Third, the perfusion maps used to study the clinical impact of the AIF were not generated from patient CTP data but from a digital phantom. This was done in order to keep the pre- and postprocessing constant, so we could isolate the influence of the AIF. Since centers perform their scans on different scanners with different protocols and software, the cause of discrepancies in patient perfusion data is more difficult to establish.

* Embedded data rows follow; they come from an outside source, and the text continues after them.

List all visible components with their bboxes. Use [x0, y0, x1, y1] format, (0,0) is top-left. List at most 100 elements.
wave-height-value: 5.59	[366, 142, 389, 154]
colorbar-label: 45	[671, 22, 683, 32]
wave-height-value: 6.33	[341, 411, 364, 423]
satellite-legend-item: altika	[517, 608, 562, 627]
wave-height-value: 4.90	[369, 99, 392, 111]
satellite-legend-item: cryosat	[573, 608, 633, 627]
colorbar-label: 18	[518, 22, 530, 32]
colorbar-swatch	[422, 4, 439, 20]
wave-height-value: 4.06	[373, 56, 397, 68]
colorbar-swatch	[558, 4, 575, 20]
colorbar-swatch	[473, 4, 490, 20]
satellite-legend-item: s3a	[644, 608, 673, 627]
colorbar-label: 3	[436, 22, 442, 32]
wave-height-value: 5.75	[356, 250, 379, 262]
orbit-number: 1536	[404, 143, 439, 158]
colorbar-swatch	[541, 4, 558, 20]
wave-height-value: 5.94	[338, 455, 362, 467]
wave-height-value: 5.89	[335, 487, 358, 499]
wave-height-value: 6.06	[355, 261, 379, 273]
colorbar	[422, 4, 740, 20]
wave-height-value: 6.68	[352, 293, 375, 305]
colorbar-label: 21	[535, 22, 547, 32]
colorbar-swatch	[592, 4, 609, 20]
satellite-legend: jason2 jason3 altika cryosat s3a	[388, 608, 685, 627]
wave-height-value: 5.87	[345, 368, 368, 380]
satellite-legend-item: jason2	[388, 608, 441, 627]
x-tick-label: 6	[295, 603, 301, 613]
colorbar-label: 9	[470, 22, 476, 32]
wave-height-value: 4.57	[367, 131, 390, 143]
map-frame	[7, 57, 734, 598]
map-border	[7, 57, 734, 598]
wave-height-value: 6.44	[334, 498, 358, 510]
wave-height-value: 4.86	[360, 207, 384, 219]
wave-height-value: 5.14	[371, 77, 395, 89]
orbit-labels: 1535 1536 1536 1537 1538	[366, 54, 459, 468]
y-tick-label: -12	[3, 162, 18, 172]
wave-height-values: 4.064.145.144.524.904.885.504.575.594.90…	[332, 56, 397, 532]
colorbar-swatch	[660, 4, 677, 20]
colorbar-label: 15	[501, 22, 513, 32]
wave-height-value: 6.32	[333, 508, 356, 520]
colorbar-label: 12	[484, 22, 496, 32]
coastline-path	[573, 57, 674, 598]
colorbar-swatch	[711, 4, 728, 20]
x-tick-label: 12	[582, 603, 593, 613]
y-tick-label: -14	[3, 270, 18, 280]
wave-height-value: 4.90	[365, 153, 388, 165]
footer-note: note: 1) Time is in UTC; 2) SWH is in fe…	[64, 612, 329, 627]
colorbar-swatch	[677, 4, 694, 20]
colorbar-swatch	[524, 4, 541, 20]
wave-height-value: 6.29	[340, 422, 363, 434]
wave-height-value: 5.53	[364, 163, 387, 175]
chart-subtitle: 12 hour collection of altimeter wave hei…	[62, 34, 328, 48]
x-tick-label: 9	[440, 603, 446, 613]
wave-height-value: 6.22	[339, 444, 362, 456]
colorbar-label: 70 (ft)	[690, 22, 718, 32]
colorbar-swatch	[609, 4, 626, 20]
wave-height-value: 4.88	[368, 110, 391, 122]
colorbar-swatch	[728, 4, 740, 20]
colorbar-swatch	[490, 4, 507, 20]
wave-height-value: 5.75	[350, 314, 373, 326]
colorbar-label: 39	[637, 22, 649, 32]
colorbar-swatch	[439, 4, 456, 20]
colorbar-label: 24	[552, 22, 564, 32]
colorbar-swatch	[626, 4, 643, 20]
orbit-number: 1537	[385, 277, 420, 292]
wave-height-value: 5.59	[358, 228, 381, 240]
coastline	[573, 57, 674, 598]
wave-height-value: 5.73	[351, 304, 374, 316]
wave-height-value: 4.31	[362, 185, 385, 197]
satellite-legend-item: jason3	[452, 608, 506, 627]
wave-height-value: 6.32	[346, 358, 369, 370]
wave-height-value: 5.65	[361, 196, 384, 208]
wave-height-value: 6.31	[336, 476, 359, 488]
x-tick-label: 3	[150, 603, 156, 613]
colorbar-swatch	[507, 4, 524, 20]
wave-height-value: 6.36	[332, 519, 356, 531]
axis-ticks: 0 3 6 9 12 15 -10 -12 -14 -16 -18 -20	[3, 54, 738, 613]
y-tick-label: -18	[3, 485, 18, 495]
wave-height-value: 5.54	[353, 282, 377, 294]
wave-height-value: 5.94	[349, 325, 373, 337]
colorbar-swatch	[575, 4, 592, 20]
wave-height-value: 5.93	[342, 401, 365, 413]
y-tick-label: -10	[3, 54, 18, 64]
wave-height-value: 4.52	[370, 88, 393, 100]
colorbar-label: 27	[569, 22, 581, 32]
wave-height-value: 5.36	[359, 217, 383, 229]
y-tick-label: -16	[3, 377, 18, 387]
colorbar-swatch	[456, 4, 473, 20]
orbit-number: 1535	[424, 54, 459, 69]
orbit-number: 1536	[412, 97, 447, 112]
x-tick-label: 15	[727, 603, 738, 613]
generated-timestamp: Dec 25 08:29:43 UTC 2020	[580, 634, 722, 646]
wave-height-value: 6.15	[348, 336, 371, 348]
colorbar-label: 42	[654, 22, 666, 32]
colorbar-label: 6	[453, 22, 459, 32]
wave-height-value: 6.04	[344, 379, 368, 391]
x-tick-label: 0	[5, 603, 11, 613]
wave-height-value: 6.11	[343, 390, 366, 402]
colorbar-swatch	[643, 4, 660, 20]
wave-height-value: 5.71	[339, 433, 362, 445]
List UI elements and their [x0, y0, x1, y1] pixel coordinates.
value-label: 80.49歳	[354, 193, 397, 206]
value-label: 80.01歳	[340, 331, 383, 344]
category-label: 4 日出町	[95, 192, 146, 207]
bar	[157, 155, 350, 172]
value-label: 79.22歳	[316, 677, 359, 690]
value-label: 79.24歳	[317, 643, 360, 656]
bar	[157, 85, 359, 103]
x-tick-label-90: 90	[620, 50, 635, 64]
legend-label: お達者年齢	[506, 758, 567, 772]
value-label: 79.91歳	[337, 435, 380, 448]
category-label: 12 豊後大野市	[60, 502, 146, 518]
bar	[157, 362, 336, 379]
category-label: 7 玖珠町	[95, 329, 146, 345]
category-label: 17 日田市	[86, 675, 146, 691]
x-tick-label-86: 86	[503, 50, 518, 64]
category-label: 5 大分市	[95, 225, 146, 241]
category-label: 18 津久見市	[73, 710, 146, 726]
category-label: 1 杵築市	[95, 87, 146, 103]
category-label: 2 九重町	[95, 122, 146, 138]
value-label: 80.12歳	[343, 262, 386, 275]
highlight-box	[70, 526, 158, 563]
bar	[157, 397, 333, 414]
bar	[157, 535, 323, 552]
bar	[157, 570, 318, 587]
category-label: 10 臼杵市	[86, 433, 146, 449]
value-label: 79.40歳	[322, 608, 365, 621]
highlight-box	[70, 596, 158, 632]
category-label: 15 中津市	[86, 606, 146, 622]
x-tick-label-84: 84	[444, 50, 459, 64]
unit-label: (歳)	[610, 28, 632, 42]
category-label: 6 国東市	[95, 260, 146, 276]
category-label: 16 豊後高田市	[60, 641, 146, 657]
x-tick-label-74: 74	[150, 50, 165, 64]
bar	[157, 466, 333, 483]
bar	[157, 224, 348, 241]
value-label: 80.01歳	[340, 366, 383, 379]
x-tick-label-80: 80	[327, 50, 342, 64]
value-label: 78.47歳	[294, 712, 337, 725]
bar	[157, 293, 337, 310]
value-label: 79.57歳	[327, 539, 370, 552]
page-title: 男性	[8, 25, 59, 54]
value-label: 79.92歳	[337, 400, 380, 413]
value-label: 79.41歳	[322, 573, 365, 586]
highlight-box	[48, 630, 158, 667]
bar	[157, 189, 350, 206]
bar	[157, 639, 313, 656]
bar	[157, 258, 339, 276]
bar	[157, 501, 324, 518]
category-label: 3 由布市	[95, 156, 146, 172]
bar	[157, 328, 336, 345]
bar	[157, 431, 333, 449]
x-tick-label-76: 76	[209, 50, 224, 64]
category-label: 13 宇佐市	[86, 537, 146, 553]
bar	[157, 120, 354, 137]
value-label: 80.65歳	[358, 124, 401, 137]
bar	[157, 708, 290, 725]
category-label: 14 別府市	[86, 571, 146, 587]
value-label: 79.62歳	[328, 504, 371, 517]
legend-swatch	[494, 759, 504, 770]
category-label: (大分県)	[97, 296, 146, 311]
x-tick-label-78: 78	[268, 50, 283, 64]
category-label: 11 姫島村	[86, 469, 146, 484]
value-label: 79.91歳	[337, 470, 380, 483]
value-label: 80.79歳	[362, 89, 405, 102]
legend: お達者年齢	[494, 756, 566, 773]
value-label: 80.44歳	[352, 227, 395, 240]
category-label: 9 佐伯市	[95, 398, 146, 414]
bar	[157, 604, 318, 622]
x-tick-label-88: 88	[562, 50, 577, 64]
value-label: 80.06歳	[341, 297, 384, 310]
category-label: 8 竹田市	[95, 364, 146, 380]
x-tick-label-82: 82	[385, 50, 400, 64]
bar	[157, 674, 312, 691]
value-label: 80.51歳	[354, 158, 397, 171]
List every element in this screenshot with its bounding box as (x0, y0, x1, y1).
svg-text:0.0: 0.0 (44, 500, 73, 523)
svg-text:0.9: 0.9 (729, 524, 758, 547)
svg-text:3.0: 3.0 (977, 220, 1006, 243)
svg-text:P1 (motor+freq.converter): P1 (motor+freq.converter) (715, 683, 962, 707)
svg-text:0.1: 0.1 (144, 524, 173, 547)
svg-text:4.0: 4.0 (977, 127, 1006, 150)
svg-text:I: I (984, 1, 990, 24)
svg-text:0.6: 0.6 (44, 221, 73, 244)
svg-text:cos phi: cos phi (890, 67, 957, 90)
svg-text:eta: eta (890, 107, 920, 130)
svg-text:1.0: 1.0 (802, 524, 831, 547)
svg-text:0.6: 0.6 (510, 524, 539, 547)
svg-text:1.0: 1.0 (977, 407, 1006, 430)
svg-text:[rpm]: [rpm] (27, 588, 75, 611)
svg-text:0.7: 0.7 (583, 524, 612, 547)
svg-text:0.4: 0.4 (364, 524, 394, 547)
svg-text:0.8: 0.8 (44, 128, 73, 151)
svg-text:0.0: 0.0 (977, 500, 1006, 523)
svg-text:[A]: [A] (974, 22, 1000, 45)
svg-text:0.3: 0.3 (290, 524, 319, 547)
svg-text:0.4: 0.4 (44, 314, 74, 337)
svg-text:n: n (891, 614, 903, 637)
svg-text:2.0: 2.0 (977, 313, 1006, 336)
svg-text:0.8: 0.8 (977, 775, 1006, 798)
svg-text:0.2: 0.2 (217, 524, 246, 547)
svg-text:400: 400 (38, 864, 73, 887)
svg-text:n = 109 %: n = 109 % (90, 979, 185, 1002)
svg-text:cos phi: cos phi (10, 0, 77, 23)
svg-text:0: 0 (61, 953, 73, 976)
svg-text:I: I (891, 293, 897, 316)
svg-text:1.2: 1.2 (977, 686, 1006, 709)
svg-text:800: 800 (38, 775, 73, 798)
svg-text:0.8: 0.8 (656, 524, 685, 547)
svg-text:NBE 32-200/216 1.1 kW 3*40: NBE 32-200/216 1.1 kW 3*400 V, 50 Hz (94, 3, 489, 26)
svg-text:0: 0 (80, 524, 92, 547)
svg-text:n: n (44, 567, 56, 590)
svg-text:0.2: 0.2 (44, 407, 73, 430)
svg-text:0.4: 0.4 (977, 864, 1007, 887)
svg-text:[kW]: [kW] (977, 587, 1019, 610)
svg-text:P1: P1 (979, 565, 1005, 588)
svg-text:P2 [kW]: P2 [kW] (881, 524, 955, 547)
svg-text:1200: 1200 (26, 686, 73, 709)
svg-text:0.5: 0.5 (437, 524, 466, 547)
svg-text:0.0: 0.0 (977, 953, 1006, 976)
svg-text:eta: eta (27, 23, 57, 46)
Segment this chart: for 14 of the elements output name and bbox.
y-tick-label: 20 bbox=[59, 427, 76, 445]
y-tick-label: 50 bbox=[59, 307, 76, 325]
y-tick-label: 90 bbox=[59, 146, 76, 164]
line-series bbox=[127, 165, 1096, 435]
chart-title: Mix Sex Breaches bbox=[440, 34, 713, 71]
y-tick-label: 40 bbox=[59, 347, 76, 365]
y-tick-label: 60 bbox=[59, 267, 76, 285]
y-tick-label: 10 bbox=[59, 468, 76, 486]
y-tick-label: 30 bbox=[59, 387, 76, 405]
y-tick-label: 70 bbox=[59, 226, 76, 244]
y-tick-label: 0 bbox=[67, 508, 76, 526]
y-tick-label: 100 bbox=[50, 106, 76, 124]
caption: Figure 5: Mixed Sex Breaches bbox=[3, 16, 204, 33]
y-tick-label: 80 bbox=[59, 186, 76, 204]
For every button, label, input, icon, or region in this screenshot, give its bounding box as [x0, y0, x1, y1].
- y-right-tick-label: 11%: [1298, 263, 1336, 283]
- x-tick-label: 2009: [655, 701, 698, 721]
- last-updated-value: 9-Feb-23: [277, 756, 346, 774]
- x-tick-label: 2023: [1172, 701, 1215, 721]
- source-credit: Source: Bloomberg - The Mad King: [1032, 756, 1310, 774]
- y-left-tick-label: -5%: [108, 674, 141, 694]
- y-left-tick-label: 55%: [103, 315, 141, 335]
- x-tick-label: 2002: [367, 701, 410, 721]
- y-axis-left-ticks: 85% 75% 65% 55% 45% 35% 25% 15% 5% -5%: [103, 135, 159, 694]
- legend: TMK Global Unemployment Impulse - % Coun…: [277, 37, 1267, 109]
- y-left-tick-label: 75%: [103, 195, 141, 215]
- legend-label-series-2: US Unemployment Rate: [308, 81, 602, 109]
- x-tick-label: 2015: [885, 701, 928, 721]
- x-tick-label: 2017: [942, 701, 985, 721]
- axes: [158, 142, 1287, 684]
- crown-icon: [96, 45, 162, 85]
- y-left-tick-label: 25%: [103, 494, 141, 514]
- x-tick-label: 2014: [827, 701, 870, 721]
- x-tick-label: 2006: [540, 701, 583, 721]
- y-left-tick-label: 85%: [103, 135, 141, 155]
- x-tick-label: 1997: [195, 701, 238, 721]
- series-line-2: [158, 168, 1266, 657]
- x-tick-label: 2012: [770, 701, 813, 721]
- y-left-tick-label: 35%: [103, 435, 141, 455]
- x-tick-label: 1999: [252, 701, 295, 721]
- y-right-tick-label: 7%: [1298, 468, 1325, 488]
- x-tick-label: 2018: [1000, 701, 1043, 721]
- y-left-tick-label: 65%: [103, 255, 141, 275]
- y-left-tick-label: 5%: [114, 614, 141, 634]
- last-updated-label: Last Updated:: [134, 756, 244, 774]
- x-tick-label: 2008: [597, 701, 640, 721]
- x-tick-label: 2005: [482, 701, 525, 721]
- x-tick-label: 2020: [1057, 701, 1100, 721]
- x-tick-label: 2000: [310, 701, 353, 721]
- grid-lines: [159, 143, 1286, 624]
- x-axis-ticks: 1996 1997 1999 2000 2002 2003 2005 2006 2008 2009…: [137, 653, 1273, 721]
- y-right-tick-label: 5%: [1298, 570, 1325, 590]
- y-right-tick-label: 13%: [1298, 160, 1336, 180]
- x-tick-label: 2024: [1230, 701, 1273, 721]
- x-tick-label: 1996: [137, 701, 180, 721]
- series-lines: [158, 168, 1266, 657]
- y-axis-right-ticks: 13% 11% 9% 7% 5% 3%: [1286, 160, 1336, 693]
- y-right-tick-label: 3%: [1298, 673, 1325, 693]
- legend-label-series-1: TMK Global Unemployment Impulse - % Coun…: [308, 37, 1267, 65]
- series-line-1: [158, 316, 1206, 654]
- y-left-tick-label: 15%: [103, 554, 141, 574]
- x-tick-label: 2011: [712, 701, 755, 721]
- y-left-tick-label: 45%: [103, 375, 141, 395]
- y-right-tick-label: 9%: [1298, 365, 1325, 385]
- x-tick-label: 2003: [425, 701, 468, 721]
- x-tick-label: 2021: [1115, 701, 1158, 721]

Fourth, our focus with respect to the clinical relevance of varying AIFs has been on the amplitude and AUC of the AIF. Harmonization of the BAT and TTP could also prove to be beneficial as it may allow for more easily implemented modulated scanning protocols [15] and minimization of the risk on truncation of tissue curves [16].

Conclusion

In the present study, we have shown that the variation in CTP contrast injection protocol between centers results in significant differences in the magnitude and timing of the AIF. The variation in the magnitude of the AIF between centers was greater than that within centers. This variation results in significant differences in core and penumbra volume estimation, which should be acknowledged in present multicenter studies and is relevant for current clinical practice.